Some of the overly-cautious networking approaches I’ve seen include making a VPC for every single application / service, using a NACL for every application (multiplied by every AZ used to isolate each subnet and cutting off cross-AZ routing thereby, of course), creating your own NAT instance that doesn’t do anything better than a NAT gateway, NAT gateways in every AZ (for a whole $1 of traffic / mo each). The story of problems in AWS infrastructure is the same - trying to plan too far ahead for the wrong things and not realizing the limitations of the right things that are not flexible anymore. This is much more common when companies hire traditionally experienced network engineers that have just a little too much confidence.

devonkim | 5 years ago

For the public subnets where the NAT gateways are, you can use 1 route table for all public subnets together.

Besides that: nice article

mvanbaak | 5 years ago

The title says "everything you need to know about networking on AWS". I wish it were this simple.

The article is well written, but it simply represents maybe 1% of what you need to know here. I would have called it "A simple introduction to networking on AWS".

simonebrunozzi | 5 years ago

Does anyone know of any similar resources for Google Cloud?

rkangel | 5 years ago

AWS security groups and ACLs are the most worthless things. you cant treat them like a real firewall. you end up just allowing anything outbound or inbound. they dont let you be detailed enough

Gelob | 5 years ago

Ugh! That's the most complex explanation of AWS I've ever seen.

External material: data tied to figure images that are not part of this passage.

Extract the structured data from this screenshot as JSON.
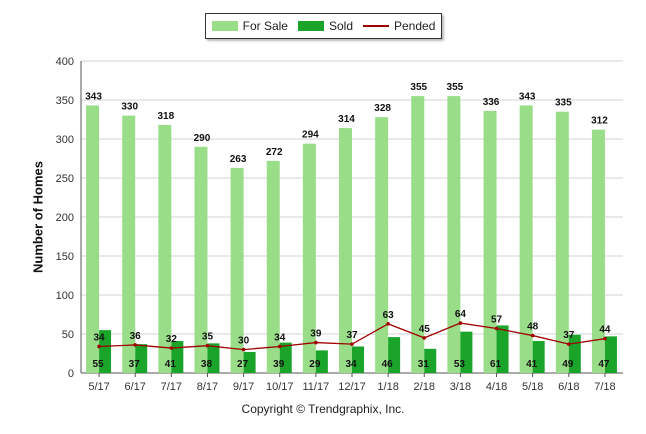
{
  "legend": {
    "for_sale": "For Sale",
    "sold": "Sold",
    "pended": "Pended"
  },
  "footer": "Copyright © Trendgraphix, Inc.",
  "colors": {
    "for_sale": "#99dd88",
    "sold": "#1aa52a",
    "pended": "#a00000",
    "grid": "#d3d3d3"
  },
  "chart_data": {
    "type": "bar",
    "title": "",
    "xlabel": "",
    "ylabel": "Number of Homes",
    "ylim": [
      0,
      400
    ],
    "yticks": [
      0,
      50,
      100,
      150,
      200,
      250,
      300,
      350,
      400
    ],
    "grid": true,
    "legend_position": "top-center",
    "categories": [
      "5/17",
      "6/17",
      "7/17",
      "8/17",
      "9/17",
      "10/17",
      "11/17",
      "12/17",
      "1/18",
      "2/18",
      "3/18",
      "4/18",
      "5/18",
      "6/18",
      "7/18"
    ],
    "series": [
      {
        "name": "For Sale",
        "type": "bar",
        "values": [
          343,
          330,
          318,
          290,
          263,
          272,
          294,
          314,
          328,
          355,
          355,
          336,
          343,
          335,
          312
        ]
      },
      {
        "name": "Sold",
        "type": "bar",
        "values": [
          55,
          37,
          41,
          38,
          27,
          39,
          29,
          34,
          46,
          31,
          53,
          61,
          41,
          49,
          47
        ]
      },
      {
        "name": "Pended",
        "type": "line",
        "values": [
          34,
          36,
          32,
          35,
          30,
          34,
          39,
          37,
          63,
          45,
          64,
          57,
          48,
          37,
          44
        ]
      }
    ]
  }
}
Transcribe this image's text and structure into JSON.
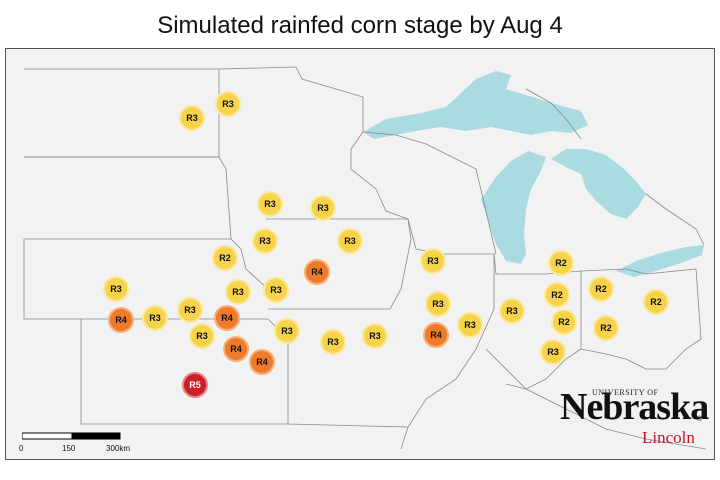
{
  "title": "Simulated rainfed corn stage by Aug 4",
  "colors": {
    "R2": "#f6d34a",
    "R3": "#f6d34a",
    "R4": "#ee7a2c",
    "R5": "#cc1f27",
    "R2_border": "#fbe89a",
    "R3_border": "#fbe89a",
    "R4_border": "#f8b07a",
    "R5_border": "#e8828a",
    "water": "#a9dbe0",
    "land": "#f2f2f2",
    "border_lines": "#8a8a8a"
  },
  "stations": [
    {
      "stage": "R3"
    },
    {
      "stage": "R3"
    },
    {
      "stage": "R3"
    },
    {
      "stage": "R3"
    },
    {
      "stage": "R3"
    },
    {
      "stage": "R3"
    },
    {
      "stage": "R2"
    },
    {
      "stage": "R4"
    },
    {
      "stage": "R3"
    },
    {
      "stage": "R3"
    },
    {
      "stage": "R3"
    },
    {
      "stage": "R3"
    },
    {
      "stage": "R3"
    },
    {
      "stage": "R4"
    },
    {
      "stage": "R3"
    },
    {
      "stage": "R4"
    },
    {
      "stage": "R3"
    },
    {
      "stage": "R4"
    },
    {
      "stage": "R4"
    },
    {
      "stage": "R3"
    },
    {
      "stage": "R3"
    },
    {
      "stage": "R3"
    },
    {
      "stage": "R5"
    },
    {
      "stage": "R3"
    },
    {
      "stage": "R4"
    },
    {
      "stage": "R3"
    },
    {
      "stage": "R3"
    },
    {
      "stage": "R2"
    },
    {
      "stage": "R2"
    },
    {
      "stage": "R2"
    },
    {
      "stage": "R2"
    },
    {
      "stage": "R2"
    },
    {
      "stage": "R2"
    },
    {
      "stage": "R3"
    }
  ],
  "scale": {
    "labels": [
      "0",
      "150",
      "300km"
    ]
  },
  "logo": {
    "university": "UNIVERSITY OF",
    "name": "Nebraska",
    "campus": "Lincoln",
    "registered": "®"
  }
}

He just described a NETWORK, not AWS.

AWS has renamed lots of things, but all the scary text configs that used to be the domain of wizened sysadmins have been replaced with very simple single-page-app GUI controls. LIke routers and gateways: those terms are largely gone from the AWS vocabulary.

No need to get into subnets and route tables I think.

The majority of clients I've worked with use AWS for web hosting with an ELB load balancer (the most important part), an EC2 instance policy & image (for handling traffic fluctuations), an RDS (database), an S3 and Route53 (external DNS entries)

Point the load balancer to the outside world and then let it spin up instances. That's the most common model I've encountered.

IT's almost cartoonishly simple compared to what the OP wrote here. Almost. Having an understanding of network architecture helps, but not THAT much.

iheartpotatoes | 5 years ago